Za piosenkę odpowiadało grono wybitnych twórców. Tekst i kompozycja tworzone były we współpracy wokalistki z songwriterką Zuzanną Ossowską, piszącą piosenki dla wschodzących gwiazd polskiej sceny (Wiktoria Zwolińska, Tynsky). Za warstwę muzyczną odpowiadali m.in. gitarzysta Piotr Bogutyn (grający z Budką Suflera i Anią Karwan), perkusista Maciej Gołyźniak (występujący z Natalią Nykiel) czy klawiszowiec Adam Bieranowski (koncertujący z Mrozem). Piosenkę wyprodukował Andrzej Kamiński.

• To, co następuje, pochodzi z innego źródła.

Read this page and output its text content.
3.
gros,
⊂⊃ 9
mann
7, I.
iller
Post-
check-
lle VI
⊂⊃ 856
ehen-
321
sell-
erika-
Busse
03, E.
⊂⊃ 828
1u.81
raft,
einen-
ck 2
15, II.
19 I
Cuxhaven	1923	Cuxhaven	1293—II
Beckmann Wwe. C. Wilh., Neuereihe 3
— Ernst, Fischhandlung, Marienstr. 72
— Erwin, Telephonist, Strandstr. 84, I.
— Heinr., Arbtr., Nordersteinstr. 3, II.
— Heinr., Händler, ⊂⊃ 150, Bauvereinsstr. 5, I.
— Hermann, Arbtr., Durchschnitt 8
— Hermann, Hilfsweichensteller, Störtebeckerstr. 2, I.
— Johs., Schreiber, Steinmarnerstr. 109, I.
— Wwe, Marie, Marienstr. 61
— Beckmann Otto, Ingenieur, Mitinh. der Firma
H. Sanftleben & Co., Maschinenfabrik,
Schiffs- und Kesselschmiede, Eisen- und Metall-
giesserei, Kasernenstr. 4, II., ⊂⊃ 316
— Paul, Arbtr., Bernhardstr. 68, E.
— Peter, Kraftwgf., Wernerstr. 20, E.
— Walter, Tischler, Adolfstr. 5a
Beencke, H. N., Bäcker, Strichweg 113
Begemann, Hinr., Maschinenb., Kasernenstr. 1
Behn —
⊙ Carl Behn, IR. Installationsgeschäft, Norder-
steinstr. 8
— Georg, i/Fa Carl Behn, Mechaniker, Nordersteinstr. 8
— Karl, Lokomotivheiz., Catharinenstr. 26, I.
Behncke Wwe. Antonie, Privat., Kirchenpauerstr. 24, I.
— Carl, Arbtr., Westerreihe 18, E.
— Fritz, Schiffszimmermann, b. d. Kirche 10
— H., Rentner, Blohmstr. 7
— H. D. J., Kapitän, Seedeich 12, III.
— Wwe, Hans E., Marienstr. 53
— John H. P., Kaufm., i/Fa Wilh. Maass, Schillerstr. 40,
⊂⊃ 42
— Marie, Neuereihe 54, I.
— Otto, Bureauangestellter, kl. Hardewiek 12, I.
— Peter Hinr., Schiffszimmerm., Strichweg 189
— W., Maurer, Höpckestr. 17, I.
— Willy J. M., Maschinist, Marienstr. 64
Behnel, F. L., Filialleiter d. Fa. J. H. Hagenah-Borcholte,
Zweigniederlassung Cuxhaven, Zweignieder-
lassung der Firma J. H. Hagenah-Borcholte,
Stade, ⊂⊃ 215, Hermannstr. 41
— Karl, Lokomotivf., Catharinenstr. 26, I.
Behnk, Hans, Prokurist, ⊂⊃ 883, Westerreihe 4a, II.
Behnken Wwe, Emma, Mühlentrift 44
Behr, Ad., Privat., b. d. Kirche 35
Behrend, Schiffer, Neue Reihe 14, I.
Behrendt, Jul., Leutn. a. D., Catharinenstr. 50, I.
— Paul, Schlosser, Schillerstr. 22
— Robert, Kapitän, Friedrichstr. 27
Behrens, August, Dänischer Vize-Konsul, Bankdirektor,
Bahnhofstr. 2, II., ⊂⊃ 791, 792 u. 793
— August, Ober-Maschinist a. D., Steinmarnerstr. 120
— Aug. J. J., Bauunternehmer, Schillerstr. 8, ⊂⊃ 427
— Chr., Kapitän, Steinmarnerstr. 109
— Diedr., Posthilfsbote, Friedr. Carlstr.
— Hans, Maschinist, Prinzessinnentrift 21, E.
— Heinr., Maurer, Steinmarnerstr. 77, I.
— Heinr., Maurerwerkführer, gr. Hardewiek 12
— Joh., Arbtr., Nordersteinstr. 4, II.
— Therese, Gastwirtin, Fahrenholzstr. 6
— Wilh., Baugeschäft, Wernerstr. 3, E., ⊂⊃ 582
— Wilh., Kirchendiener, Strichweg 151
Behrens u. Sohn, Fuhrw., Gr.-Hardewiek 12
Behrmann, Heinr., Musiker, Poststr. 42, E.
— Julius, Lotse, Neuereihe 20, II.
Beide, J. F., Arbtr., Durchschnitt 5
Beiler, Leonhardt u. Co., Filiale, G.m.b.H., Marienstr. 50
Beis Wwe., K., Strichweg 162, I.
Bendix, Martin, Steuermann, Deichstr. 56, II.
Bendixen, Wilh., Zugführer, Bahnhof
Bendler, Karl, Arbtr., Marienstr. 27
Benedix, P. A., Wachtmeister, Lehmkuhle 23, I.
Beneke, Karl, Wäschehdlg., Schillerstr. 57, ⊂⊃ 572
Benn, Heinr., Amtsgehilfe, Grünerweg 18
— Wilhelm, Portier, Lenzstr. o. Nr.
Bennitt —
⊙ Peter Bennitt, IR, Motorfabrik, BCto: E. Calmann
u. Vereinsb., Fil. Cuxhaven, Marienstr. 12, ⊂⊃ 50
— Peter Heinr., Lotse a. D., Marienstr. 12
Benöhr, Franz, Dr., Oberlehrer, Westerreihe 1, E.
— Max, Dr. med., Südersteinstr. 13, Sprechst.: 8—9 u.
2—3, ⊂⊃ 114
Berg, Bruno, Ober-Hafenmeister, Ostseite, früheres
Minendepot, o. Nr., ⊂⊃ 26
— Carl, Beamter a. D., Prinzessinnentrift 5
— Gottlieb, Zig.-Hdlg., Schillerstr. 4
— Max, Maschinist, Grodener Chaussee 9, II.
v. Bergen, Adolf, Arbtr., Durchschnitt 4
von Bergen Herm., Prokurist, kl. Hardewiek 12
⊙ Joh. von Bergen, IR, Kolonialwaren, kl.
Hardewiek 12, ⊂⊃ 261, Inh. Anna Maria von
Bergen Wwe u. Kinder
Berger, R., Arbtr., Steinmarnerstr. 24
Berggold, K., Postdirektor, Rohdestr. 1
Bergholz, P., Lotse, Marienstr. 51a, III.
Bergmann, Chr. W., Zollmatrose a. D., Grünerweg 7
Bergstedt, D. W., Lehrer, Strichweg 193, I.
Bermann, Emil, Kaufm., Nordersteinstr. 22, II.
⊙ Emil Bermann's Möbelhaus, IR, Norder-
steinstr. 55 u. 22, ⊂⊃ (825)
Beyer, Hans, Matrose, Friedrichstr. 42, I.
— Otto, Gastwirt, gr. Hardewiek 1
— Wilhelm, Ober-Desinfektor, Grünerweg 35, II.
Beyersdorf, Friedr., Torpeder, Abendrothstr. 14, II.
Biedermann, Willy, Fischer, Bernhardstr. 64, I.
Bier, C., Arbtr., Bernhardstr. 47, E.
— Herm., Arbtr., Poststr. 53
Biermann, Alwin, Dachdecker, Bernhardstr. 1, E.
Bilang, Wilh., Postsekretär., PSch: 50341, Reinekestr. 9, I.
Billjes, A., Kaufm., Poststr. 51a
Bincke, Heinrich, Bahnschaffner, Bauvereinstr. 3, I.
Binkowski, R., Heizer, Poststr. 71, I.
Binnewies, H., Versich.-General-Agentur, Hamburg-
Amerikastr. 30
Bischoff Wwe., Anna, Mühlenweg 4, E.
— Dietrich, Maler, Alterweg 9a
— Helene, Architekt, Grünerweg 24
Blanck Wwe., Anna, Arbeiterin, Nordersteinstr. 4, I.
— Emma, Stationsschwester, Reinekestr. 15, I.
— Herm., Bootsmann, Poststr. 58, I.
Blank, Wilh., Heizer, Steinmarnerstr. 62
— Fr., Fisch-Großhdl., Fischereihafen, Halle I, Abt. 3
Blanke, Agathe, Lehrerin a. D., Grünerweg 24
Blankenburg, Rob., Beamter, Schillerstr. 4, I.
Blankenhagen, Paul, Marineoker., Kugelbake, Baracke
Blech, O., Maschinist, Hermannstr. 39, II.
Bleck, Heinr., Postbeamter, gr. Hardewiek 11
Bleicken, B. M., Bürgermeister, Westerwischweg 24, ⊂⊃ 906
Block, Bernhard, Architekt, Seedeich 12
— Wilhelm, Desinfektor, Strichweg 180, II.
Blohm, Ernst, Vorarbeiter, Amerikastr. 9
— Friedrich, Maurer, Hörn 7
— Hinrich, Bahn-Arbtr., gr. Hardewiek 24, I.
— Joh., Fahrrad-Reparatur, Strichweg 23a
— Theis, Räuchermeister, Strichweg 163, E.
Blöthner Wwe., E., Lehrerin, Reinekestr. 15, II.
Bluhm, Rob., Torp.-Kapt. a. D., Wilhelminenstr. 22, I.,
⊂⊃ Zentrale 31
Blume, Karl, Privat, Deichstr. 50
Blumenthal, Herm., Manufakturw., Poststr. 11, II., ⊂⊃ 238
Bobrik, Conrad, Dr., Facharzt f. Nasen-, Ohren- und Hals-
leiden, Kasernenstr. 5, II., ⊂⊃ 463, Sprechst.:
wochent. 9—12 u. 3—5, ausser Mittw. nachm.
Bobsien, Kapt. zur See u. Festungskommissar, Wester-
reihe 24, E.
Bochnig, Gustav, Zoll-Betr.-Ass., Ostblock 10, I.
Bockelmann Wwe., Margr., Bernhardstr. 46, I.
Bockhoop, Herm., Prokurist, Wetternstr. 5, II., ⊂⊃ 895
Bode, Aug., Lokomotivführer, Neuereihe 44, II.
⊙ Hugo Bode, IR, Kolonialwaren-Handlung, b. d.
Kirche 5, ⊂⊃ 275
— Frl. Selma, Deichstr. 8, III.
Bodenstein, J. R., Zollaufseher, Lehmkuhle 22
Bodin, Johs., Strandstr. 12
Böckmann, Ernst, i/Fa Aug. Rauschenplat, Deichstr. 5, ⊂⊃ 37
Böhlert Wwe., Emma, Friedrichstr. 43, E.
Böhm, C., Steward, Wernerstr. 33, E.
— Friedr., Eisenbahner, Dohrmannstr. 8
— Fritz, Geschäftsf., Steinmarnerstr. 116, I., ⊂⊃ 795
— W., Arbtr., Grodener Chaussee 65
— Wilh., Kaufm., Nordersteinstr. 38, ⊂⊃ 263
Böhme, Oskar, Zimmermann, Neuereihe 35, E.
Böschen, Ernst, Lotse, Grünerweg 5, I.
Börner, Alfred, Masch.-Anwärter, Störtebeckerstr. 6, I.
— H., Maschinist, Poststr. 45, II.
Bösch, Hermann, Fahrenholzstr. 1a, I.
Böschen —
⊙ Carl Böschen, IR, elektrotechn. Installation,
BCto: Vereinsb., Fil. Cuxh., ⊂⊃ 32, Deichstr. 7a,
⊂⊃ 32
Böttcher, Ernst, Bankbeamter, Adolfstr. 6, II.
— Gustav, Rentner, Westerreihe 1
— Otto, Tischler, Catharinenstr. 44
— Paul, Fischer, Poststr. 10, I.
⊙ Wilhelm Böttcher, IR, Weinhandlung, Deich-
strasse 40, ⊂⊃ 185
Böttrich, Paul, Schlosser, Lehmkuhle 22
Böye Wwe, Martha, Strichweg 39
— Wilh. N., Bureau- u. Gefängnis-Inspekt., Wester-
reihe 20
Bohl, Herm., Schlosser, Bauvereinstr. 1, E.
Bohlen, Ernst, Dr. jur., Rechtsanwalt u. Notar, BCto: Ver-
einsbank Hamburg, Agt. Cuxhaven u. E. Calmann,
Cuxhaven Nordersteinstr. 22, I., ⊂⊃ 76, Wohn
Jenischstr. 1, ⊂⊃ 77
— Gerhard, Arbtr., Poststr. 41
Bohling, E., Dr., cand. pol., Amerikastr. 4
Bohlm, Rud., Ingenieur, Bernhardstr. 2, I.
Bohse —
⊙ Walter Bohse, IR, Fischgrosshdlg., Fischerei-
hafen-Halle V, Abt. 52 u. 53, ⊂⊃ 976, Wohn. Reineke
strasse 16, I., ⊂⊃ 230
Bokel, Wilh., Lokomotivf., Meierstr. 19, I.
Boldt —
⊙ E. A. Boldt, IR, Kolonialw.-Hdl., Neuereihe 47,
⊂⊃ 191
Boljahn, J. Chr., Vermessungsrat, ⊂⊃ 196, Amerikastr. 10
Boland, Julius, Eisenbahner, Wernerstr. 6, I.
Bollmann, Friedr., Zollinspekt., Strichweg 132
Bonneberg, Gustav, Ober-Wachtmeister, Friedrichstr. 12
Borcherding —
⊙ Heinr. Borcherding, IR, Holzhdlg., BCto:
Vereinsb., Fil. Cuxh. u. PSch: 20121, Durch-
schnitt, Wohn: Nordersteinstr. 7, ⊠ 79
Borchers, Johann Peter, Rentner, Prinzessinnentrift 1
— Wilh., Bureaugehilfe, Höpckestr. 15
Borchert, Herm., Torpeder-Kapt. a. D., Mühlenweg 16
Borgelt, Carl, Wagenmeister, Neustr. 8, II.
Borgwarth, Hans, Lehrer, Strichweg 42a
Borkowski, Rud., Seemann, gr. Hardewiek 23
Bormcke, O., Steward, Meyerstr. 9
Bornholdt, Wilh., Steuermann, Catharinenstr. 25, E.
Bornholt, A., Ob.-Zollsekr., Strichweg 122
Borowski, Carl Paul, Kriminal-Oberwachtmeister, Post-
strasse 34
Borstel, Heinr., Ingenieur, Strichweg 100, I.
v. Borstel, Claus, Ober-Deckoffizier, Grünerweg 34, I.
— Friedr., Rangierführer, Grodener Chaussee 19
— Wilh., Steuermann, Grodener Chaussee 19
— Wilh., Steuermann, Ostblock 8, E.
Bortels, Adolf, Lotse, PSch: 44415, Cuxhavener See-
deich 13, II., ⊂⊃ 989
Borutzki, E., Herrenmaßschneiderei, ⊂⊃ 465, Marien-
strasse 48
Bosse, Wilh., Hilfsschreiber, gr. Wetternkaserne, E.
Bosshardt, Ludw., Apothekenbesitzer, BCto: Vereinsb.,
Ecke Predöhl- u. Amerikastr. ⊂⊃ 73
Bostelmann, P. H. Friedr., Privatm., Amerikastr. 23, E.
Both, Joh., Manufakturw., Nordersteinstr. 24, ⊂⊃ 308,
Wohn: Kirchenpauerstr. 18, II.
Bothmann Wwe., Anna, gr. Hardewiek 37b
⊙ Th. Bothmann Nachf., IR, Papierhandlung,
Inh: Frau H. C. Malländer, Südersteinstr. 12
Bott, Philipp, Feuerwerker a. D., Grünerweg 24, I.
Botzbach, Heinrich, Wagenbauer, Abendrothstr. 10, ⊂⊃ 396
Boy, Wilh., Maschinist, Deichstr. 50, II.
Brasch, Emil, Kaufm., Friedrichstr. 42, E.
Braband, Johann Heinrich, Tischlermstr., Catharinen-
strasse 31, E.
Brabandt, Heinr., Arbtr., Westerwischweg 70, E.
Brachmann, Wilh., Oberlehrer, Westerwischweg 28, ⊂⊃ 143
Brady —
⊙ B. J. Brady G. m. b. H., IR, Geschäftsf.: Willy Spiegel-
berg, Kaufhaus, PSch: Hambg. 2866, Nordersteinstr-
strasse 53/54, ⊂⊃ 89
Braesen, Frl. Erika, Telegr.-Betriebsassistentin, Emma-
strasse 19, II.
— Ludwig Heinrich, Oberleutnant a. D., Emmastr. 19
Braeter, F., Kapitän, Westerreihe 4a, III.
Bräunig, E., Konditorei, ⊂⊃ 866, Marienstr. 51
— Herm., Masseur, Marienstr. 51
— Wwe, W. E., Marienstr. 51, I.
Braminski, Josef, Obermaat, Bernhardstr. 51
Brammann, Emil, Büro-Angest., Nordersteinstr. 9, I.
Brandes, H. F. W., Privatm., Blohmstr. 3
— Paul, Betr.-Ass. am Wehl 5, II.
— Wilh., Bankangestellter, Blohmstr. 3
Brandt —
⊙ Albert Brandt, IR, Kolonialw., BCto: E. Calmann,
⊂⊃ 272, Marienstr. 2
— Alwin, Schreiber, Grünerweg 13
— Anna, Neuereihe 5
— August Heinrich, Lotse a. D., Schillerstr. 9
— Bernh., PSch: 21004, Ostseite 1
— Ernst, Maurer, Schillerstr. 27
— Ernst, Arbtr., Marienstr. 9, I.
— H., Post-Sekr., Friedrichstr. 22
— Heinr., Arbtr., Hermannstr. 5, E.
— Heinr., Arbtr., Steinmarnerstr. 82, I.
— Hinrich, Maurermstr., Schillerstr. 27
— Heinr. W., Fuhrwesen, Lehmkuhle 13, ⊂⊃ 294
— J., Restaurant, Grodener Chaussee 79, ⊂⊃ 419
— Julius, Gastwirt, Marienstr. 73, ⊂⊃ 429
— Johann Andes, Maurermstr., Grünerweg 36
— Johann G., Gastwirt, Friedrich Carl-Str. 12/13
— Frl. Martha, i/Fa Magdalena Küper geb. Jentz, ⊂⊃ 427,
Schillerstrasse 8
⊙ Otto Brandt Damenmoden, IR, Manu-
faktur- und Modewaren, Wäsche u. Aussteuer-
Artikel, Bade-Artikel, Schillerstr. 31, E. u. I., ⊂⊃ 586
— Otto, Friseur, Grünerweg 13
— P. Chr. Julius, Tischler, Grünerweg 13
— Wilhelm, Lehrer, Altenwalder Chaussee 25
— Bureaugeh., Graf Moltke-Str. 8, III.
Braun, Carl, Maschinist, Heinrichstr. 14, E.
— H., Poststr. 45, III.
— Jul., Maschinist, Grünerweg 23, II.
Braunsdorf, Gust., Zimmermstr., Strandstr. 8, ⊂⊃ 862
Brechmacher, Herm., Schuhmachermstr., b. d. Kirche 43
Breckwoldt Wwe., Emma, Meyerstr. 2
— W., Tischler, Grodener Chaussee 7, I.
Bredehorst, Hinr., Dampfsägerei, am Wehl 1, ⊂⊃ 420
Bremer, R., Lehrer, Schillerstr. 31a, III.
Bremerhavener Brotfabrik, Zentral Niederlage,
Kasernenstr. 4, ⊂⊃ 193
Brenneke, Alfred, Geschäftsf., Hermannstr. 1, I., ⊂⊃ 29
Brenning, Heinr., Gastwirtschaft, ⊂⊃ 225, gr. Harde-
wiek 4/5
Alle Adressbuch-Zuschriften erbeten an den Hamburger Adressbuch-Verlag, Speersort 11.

Utwór „Bateria” jest przepełniony kontrastami. Zestawienie stosunkowo smutnej historii w warstwie lirycznej z energiczną i na pierwszy rzut radosną melodią, może wprowadzić widza w ciekawą dezorientację. Do singla powstał także oryginalny teledysk, który uzupełnia muzykę o mroczniejszy wydźwięk historii przedstawionej w utworze. Natalia zaangażowała do jego powstania reżyserkę i choreografkę Aleksandrę Grącką-Baczyńską, znaną m.in. ze współpracy z Sanah czy Michałem Szpakiem.
– Na samym początku teledysku pojawia się teoretycznie zgrana para, jednak od razu widać, że coś w ich relacji zgrzyta. Historia powstania tego obrazka to próba zamknięcia całej historii w jednym, niekończącym się dniu. Wspólnie z reżyserką zdecydowałyśmy się celowo zagrać językiem ciała, który wzbogacając warstwę liryczną, dodatkowo oddziałuje na odbiór piosenki przez widza. – tłumaczy Zalewska.
„Bateria” to pierwszy singiel Natalii Zalewskiej. Artystka ma w zanadrzu kolejne, które będą pojawiać się na przestrzeni najbliższych miesięcy. Wokalistka pracuje już nad debiutanckim albumem, będącym w nieco innym klimacie niż single, które ukażą się w tym roku.
– Zamknęłam etap tworzenia muzyki z instrumentami dętymi. Następne utwory, które mam w planach i słyszę w głowie, to solidny bas, który prowadzi główną melodię oraz dobrze osadzona perkusja, z małą ilością blach, a większym naciskiem na bębny. – mówi Natalia.
Jak artystce udaje się połączyć życie zawodowe i prywatne?
– Nie dzielę życia na prywatne i zawodowe, ponieważ wszystko co robię to moja pasja. Każdy wolny czas wykorzystuję na urzeczywistnianie moich marzeń. Na razie się udaje, choć ciągle mi mało – jestem szczęśliwa z tego co mam, ale chcę więcej i więcej , zarówno pod względem artystycznym jak i zawodowym. – odpowiada wokalistka.